In 1986, it was Richard who was instrumental in starting up the now-legendary relationship with Outward Bound and creating (insert the start of Beethoven’s 5th here) Year 9 Camp, convincing Jock Mackinnon that ‘10 days were needed to make it work’ (pictured on camp in 1986, left). Certainly in all of my recent interviews with collegians from the first two decades of the school, Year 9 Camp is nearly always mentioned as a significant and often crucial part of their Radford experience in those formative teenage years.
Boyd Gibson seems more comfortable in praising the characters of others on the Radford staff than himself. His personal highlights revolve around stories about his Radford colleagues – the ‘great and interesting’ teachers, ancillary and ground staff – whom he warmly describes as ‘good quality, down-to-earth, nice, solid people’. Ever the team-player, Mr Gibson has never lost the buzz of working with the SOSE faculty and in fact is even effusive about faculty meetings after more than three decades of sitting in them. He also fondly remembers the ‘high vis’ P&F of the early years ‘when the stakes were a whole lot bigger’ due to the controversies surrounding the establishment of the college. He recalls Principal Jock Mackinnon having to pick up students from country areas who were being dropped off by bus drivers near the Lyneham tennis courts at the end of Ginninderra Drive ‘because the school was being black-banned by the teachers’ union’. With Jock and foundation staff members firmly in mind, he attests, ‘We had staff who really really believed in the place’.
When I asked Mr Gibson why he has stayed so long at the college, he explains, ‘I just love coming to work every day. I’ve always dodged and weaved aspects of the politics and going for promotional positions … because I loved going in and interacting with the kids in the classroom context. The way I see it, values are a little under strain with all the modern social media … but walking in the classroom today I still feel those traditional values are similar to how they were in the ‘80s’. At this point Mr Wardman chimes in: ‘I love transmitting powerful ideas and lighting that fire under students. There is a love of learning here that is celebrated and is contagious’.

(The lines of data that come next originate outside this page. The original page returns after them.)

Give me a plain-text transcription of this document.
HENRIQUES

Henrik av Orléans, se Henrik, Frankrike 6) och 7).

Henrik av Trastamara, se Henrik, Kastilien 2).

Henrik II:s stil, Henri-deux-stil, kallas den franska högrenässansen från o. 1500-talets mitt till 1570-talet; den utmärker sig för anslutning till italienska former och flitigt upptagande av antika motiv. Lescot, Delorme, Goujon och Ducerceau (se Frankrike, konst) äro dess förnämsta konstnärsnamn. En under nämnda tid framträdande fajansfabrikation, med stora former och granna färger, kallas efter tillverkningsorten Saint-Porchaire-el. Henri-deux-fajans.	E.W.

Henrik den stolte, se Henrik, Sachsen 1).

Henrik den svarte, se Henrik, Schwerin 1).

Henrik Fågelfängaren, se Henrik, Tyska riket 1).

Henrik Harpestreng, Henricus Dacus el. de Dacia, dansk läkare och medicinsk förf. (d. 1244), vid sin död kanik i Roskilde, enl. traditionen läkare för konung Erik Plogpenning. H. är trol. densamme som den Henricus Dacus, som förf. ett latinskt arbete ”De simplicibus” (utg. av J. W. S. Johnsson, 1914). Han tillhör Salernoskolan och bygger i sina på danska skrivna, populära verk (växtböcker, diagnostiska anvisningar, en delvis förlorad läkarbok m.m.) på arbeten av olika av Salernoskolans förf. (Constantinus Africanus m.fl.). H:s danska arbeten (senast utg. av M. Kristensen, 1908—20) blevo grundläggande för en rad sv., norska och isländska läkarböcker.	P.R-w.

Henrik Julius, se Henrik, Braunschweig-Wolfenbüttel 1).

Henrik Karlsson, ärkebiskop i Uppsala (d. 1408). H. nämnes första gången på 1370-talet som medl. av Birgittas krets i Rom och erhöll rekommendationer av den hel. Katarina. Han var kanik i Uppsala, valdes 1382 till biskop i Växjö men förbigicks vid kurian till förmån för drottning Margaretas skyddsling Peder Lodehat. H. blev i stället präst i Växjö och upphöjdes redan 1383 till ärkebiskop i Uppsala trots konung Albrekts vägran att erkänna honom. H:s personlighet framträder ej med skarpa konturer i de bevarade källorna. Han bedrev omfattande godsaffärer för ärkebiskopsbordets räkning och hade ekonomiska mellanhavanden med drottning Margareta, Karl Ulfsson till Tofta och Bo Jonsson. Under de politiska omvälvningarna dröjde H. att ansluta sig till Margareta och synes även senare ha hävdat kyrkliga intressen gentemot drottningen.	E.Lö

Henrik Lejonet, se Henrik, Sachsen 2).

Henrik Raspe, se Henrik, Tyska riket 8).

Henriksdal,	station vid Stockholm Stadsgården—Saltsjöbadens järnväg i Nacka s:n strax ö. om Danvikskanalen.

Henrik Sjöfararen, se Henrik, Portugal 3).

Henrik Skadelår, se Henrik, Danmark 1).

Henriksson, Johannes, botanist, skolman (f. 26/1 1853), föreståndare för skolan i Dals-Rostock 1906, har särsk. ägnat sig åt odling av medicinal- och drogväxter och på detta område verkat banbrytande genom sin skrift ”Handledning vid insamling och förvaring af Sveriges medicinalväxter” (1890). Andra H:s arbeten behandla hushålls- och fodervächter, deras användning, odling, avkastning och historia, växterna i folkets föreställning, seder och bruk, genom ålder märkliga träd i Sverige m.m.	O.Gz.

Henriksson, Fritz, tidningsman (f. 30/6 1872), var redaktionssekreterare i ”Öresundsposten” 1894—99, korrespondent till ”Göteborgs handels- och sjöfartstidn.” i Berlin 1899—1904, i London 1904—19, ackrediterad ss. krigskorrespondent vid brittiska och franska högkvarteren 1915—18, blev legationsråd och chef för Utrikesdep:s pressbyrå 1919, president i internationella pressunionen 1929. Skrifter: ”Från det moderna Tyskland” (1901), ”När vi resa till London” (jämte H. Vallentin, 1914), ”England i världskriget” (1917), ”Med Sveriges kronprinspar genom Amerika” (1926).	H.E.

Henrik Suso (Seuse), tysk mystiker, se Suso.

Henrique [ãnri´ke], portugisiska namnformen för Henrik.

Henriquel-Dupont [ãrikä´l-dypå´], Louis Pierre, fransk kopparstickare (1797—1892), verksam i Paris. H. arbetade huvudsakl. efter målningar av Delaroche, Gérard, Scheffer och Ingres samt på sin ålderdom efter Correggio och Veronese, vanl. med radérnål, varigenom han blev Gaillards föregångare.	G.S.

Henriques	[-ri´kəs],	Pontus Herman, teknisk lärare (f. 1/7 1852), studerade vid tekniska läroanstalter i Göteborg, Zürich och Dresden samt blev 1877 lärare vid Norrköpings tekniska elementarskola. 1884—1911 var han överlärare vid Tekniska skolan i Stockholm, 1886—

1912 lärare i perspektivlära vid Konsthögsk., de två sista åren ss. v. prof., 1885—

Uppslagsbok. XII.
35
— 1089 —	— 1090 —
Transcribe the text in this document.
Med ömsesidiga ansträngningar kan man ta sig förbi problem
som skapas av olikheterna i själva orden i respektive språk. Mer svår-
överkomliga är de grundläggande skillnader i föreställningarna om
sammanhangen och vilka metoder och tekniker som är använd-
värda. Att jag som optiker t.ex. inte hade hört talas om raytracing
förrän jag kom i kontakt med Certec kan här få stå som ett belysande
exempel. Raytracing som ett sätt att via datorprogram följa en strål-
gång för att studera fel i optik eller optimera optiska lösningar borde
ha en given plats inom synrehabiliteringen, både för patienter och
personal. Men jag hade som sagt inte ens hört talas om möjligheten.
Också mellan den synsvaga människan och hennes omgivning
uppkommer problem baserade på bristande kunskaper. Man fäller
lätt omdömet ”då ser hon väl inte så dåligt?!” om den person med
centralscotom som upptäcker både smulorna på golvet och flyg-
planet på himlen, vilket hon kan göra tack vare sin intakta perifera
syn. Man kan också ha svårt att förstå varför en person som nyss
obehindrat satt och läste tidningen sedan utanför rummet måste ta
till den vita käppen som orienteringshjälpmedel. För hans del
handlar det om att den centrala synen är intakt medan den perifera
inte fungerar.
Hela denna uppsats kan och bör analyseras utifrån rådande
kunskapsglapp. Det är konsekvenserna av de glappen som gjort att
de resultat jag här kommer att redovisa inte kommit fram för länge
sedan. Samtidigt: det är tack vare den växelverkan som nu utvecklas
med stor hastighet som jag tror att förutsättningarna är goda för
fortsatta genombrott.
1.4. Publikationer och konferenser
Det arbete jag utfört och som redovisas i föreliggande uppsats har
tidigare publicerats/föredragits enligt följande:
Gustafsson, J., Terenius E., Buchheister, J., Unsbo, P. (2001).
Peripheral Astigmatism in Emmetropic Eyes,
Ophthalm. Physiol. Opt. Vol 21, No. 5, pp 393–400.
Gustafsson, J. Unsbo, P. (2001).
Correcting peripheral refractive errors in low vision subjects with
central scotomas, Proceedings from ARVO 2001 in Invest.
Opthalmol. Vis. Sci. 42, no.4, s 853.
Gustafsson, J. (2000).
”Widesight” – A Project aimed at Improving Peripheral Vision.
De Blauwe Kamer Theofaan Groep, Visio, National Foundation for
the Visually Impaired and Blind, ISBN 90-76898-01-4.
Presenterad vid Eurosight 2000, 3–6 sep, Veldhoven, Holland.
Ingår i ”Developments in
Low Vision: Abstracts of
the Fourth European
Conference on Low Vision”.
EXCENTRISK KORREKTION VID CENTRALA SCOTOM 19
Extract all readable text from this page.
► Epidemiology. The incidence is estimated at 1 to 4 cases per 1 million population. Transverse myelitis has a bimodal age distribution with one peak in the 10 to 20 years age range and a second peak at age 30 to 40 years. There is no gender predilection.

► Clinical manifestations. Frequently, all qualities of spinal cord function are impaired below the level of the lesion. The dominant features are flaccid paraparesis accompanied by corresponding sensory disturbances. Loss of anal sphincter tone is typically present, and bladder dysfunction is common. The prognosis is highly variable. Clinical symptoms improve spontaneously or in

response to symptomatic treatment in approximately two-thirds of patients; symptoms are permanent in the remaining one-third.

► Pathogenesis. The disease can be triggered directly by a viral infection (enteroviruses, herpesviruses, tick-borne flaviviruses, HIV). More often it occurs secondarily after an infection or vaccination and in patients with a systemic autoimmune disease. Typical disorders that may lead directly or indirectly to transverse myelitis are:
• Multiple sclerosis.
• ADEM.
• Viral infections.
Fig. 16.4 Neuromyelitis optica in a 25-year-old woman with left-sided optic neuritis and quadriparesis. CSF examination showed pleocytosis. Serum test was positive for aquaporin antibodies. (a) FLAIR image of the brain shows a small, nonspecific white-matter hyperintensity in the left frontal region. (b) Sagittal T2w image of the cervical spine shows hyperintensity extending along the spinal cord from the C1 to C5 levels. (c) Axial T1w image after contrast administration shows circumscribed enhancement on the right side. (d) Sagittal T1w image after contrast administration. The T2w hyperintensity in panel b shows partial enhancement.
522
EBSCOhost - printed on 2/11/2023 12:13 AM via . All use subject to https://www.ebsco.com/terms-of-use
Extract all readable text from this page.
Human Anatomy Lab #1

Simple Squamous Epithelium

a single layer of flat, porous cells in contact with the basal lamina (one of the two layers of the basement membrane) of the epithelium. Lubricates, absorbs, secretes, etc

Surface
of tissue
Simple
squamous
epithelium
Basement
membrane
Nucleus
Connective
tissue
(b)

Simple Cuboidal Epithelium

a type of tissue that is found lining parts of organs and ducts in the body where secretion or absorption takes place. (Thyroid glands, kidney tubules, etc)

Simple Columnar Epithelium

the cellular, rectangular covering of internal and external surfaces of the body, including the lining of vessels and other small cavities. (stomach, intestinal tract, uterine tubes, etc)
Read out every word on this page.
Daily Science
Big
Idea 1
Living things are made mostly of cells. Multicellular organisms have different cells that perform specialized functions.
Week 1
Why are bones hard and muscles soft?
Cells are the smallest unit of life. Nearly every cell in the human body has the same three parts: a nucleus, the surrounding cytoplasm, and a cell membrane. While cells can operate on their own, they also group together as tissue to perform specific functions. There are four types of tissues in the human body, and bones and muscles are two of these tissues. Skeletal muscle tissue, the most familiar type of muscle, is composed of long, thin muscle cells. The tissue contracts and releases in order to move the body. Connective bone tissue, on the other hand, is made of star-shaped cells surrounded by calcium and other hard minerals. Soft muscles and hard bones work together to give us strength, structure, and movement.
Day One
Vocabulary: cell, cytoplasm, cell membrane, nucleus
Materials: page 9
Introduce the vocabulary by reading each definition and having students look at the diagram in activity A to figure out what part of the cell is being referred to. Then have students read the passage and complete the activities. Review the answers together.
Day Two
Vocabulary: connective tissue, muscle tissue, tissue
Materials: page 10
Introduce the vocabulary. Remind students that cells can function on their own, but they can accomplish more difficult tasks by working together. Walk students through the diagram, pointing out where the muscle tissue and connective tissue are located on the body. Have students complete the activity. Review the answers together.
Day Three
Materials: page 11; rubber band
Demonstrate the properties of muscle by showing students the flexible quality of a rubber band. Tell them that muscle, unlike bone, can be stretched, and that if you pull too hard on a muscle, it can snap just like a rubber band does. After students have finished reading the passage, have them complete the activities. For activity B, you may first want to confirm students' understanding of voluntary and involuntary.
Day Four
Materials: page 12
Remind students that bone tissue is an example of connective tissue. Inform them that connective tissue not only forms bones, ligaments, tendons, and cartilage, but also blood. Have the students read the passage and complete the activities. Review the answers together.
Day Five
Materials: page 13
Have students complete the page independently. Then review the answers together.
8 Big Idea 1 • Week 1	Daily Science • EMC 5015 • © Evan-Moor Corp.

Not surprisingly, both men are fans of RF Delderfield’s 1972 classic, To Serve Them All My Days. In both of these mighty teachers’ careers, the title of that book perfectly and succinctly describes what it is they have selflessly strived to achieve while at Radford College these past 34 years. And the school, its students and its wider community – perhaps now a little too large to throw a blanket over – are all the richer for their unwavering, unreservedly loyal and resolute service.